The present results on decreased prolactin levels in isolated male rats disagree with the previously reported increase in prolactin levels in a similar psychosocial stress paradigm [16]. Some conditions of the experiments, like the age of rats, i.e., growing rats in this study vs. adult rats in the study by Gambardella and colleagues, could explain this discrepancy.

The changes in gonadotropin secretion found in isolated rats include a decrease of plasma LH and an increase of plasma FSH levels. The reduction in circulating LH was accompanied by a concomitant reduction of testosterone. Since FSH levels augmented in isolated rats, the possible decrease of testicular inhibin should be considered [28]. Further studies are needed to document this point.
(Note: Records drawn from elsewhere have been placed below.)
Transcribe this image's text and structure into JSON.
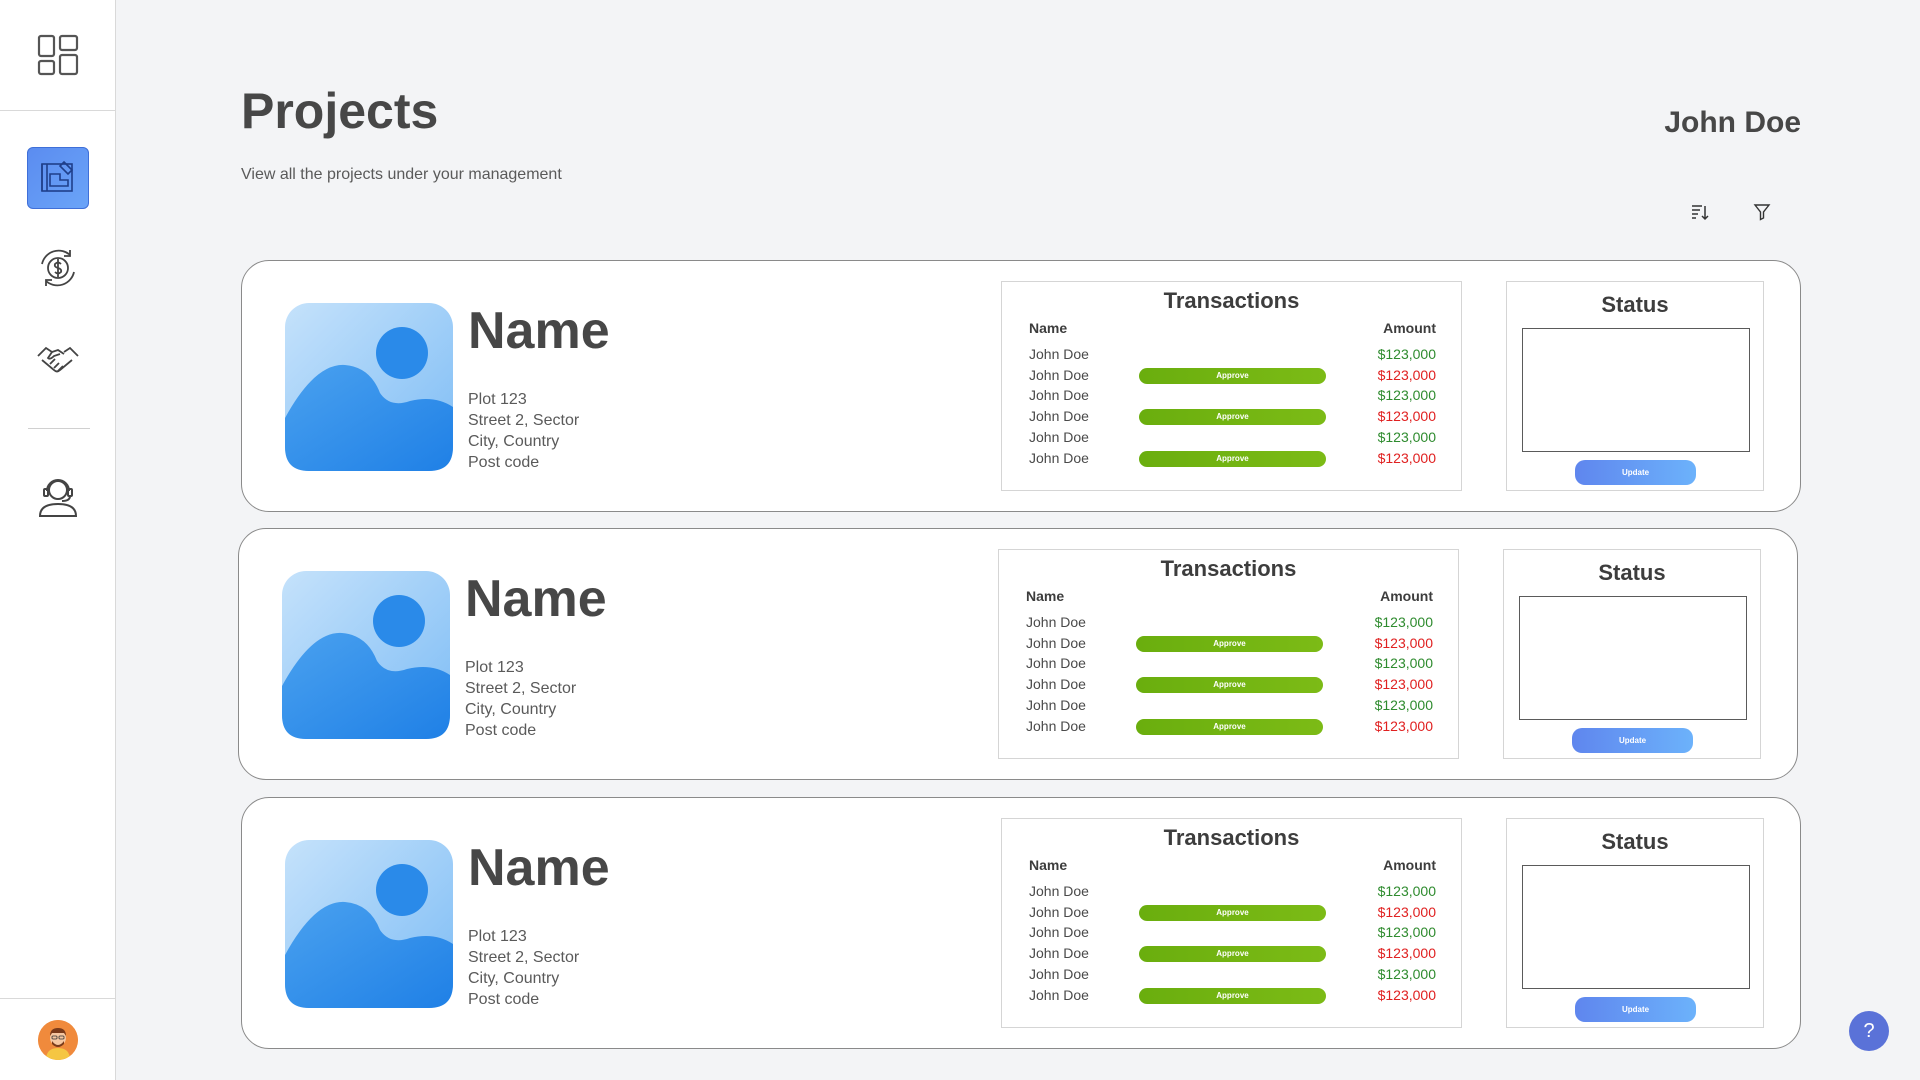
{
  "header": {
    "title": "Projects",
    "subtitle": "View all the projects under your management",
    "user_name": "John Doe"
  },
  "toolbar": {
    "sort_icon": "sort-descending-icon",
    "filter_icon": "filter-icon"
  },
  "sidebar": {
    "logo_icon": "dashboard-grid-icon",
    "items": [
      {
        "name": "projects",
        "icon": "blueprint-icon",
        "active": true
      },
      {
        "name": "finance",
        "icon": "dollar-exchange-icon",
        "active": false
      },
      {
        "name": "deals",
        "icon": "handshake-icon",
        "active": false
      },
      {
        "name": "support",
        "icon": "support-agent-icon",
        "active": false
      }
    ],
    "avatar_icon": "user-avatar"
  },
  "projects": [
    {
      "name": "Name",
      "address": [
        "Plot 123",
        "Street 2, Sector",
        "City, Country",
        "Post code"
      ],
      "transactions_title": "Transactions",
      "col_name": "Name",
      "col_amount": "Amount",
      "rows": [
        {
          "name": "John Doe",
          "amount": "$123,000",
          "type": "pos",
          "approve": ""
        },
        {
          "name": "John Doe",
          "amount": "$123,000",
          "type": "neg",
          "approve": "Approve"
        },
        {
          "name": "John Doe",
          "amount": "$123,000",
          "type": "pos",
          "approve": ""
        },
        {
          "name": "John Doe",
          "amount": "$123,000",
          "type": "neg",
          "approve": "Approve"
        },
        {
          "name": "John Doe",
          "amount": "$123,000",
          "type": "pos",
          "approve": ""
        },
        {
          "name": "John Doe",
          "amount": "$123,000",
          "type": "neg",
          "approve": "Approve"
        }
      ],
      "status_title": "Status",
      "update_label": "Update"
    },
    {
      "name": "Name",
      "address": [
        "Plot 123",
        "Street 2, Sector",
        "City, Country",
        "Post code"
      ],
      "transactions_title": "Transactions",
      "col_name": "Name",
      "col_amount": "Amount",
      "rows": [
        {
          "name": "John Doe",
          "amount": "$123,000",
          "type": "pos",
          "approve": ""
        },
        {
          "name": "John Doe",
          "amount": "$123,000",
          "type": "neg",
          "approve": "Approve"
        },
        {
          "name": "John Doe",
          "amount": "$123,000",
          "type": "pos",
          "approve": ""
        },
        {
          "name": "John Doe",
          "amount": "$123,000",
          "type": "neg",
          "approve": "Approve"
        },
        {
          "name": "John Doe",
          "amount": "$123,000",
          "type": "pos",
          "approve": ""
        },
        {
          "name": "John Doe",
          "amount": "$123,000",
          "type": "neg",
          "approve": "Approve"
        }
      ],
      "status_title": "Status",
      "update_label": "Update"
    },
    {
      "name": "Name",
      "address": [
        "Plot 123",
        "Street 2, Sector",
        "City, Country",
        "Post code"
      ],
      "transactions_title": "Transactions",
      "col_name": "Name",
      "col_amount": "Amount",
      "rows": [
        {
          "name": "John Doe",
          "amount": "$123,000",
          "type": "pos",
          "approve": ""
        },
        {
          "name": "John Doe",
          "amount": "$123,000",
          "type": "neg",
          "approve": "Approve"
        },
        {
          "name": "John Doe",
          "amount": "$123,000",
          "type": "pos",
          "approve": ""
        },
        {
          "name": "John Doe",
          "amount": "$123,000",
          "type": "neg",
          "approve": "Approve"
        },
        {
          "name": "John Doe",
          "amount": "$123,000",
          "type": "pos",
          "approve": ""
        },
        {
          "name": "John Doe",
          "amount": "$123,000",
          "type": "neg",
          "approve": "Approve"
        }
      ],
      "status_title": "Status",
      "update_label": "Update"
    }
  ],
  "help_label": "?",
  "colors": {
    "accent": "#5b8cf0",
    "approve": "#6aae0e",
    "amount_positive": "#2e8b2e",
    "amount_negative": "#e02020",
    "help": "#5a72d8"
  }
}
Temporal organization is an important feature of biological systems and its main function is to facilitate adaptation of the organism to the environment [29]. The daily variation of biological variables arises from an internal time-keeping system, and the major action of the environment is to synchronize this internal clock to a period of exactly 24 h. The light-dark cycle, food, ambient temperature, scents and social cues have been identified as environmental synchronizers or "Zeitgebers" in rats [29,30]. Stress is also capable of perturbing temporal organization by affecting the shape and amplitude of a rhythm or by modifying the intrinsic oscillatory mechanism itself. In particular, social stress in rodents has been found to cause disruptions of the body temperature, heart rate and locomotor activity rhythms [31 - 33].
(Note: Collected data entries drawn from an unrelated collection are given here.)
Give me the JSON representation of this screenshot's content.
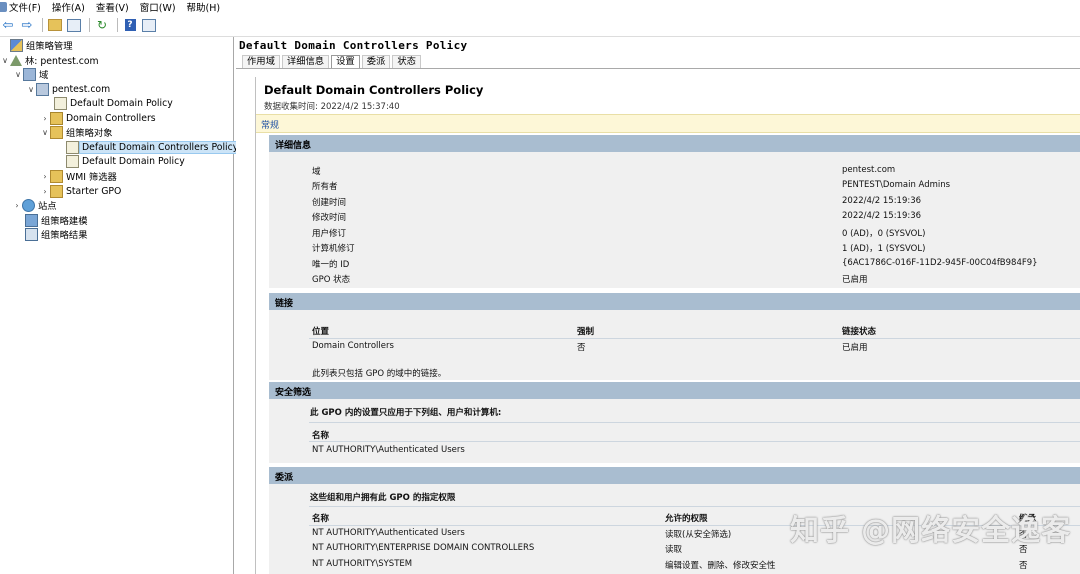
{
  "menubar": {
    "items": [
      "文件(F)",
      "操作(A)",
      "查看(V)",
      "窗口(W)",
      "帮助(H)"
    ]
  },
  "toolbar": {
    "icons": [
      "back-arrow-icon",
      "forward-arrow-icon",
      "folder-up-icon",
      "show-tree-icon",
      "refresh-icon",
      "help-icon",
      "properties-icon"
    ]
  },
  "tree": {
    "root": "组策略管理",
    "forest": "林: pentest.com",
    "domains": "域",
    "domain": "pentest.com",
    "default_domain_policy": "Default Domain Policy",
    "domain_controllers": "Domain Controllers",
    "gpo_folder": "组策略对象",
    "gpo_ddcp": "Default Domain Controllers Policy",
    "gpo_ddp": "Default Domain Policy",
    "wmi": "WMI 筛选器",
    "starter": "Starter GPO",
    "sites": "站点",
    "modeling": "组策略建模",
    "results": "组策略结果"
  },
  "pane": {
    "title": "Default Domain Controllers Policy",
    "tabs": [
      "作用域",
      "详细信息",
      "设置",
      "委派",
      "状态"
    ],
    "active_tab": "设置"
  },
  "report": {
    "title": "Default Domain Controllers Policy",
    "collected": "数据收集时间: 2022/4/2 15:37:40",
    "general": "常规",
    "details": {
      "header": "详细信息",
      "rows": [
        {
          "k": "域",
          "v": "pentest.com"
        },
        {
          "k": "所有者",
          "v": "PENTEST\\Domain Admins"
        },
        {
          "k": "创建时间",
          "v": "2022/4/2 15:19:36"
        },
        {
          "k": "修改时间",
          "v": "2022/4/2 15:19:36"
        },
        {
          "k": "用户修订",
          "v": "0 (AD)，0 (SYSVOL)"
        },
        {
          "k": "计算机修订",
          "v": "1 (AD)，1 (SYSVOL)"
        },
        {
          "k": "唯一的 ID",
          "v": "{6AC1786C-016F-11D2-945F-00C04fB984F9}"
        },
        {
          "k": "GPO 状态",
          "v": "已启用"
        }
      ]
    },
    "links": {
      "header": "链接",
      "col_location": "位置",
      "col_enforced": "强制",
      "col_status": "链接状态",
      "row_location": "Domain Controllers",
      "row_enforced": "否",
      "row_status": "已启用",
      "note": "此列表只包括 GPO 的域中的链接。"
    },
    "security": {
      "header": "安全筛选",
      "desc": "此 GPO 内的设置只应用于下列组、用户和计算机:",
      "col_name": "名称",
      "row_name": "NT AUTHORITY\\Authenticated Users"
    },
    "delegation": {
      "header": "委派",
      "desc": "这些组和用户拥有此 GPO 的指定权限",
      "col_name": "名称",
      "col_perm": "允许的权限",
      "col_inherit": "继承",
      "rows": [
        {
          "name": "NT AUTHORITY\\Authenticated Users",
          "perm": "读取(从安全筛选)",
          "inherit": "否"
        },
        {
          "name": "NT AUTHORITY\\ENTERPRISE DOMAIN CONTROLLERS",
          "perm": "读取",
          "inherit": "否"
        },
        {
          "name": "NT AUTHORITY\\SYSTEM",
          "perm": "编辑设置、删除、修改安全性",
          "inherit": "否"
        }
      ]
    }
  },
  "watermark": "知乎 @网络安全逸客"
}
Further experiments are needed to assess whether the changes in amplitude as well in timing of 24-h rhythms of prolactin and testosterone secretion seen in socially isolated rats can be attributed to an effect on the endogenous clock that modulates the circadian variation of pituitary testicular hormones or to a masking effect on some output(s) of the clock. Likewise, to what extent the differences between group- and single-housed rats in the plasma levels of the various hormones can affect reproduction or the immune response should be further explored. Our results concerning FSH plasma levels indicate that the increase in secretion induced by isolation is several fold larger than the daily variation in group-housed animals (Fig. 2), which suggests that measurements of FSH secretion in isolated animals may misrepresent natural pituitary function in this species.

Conclusions

Secretion of prolactin, LH and testosterone decreases, and secretion of FSH increases, in isolated rats. The maximum in prolactin seen in group-caged rats at the beginning of the activity span is not observed in isolated rats. The maximum in circulating testosterone taking place at the second part of the rest span in controls is phase-delayed to the light-dark transition in isolated rats.

Competing interests

None declared.

Authors' contributions

AIE conceived of the study and supervised its technical implementation. FC and VJ took care of the experimental animals and carried out the immunoassays. CFRY performed the statistical analysis. DPC conceived of the study and drafted the manuscript. All authors read and approved the final manuscript.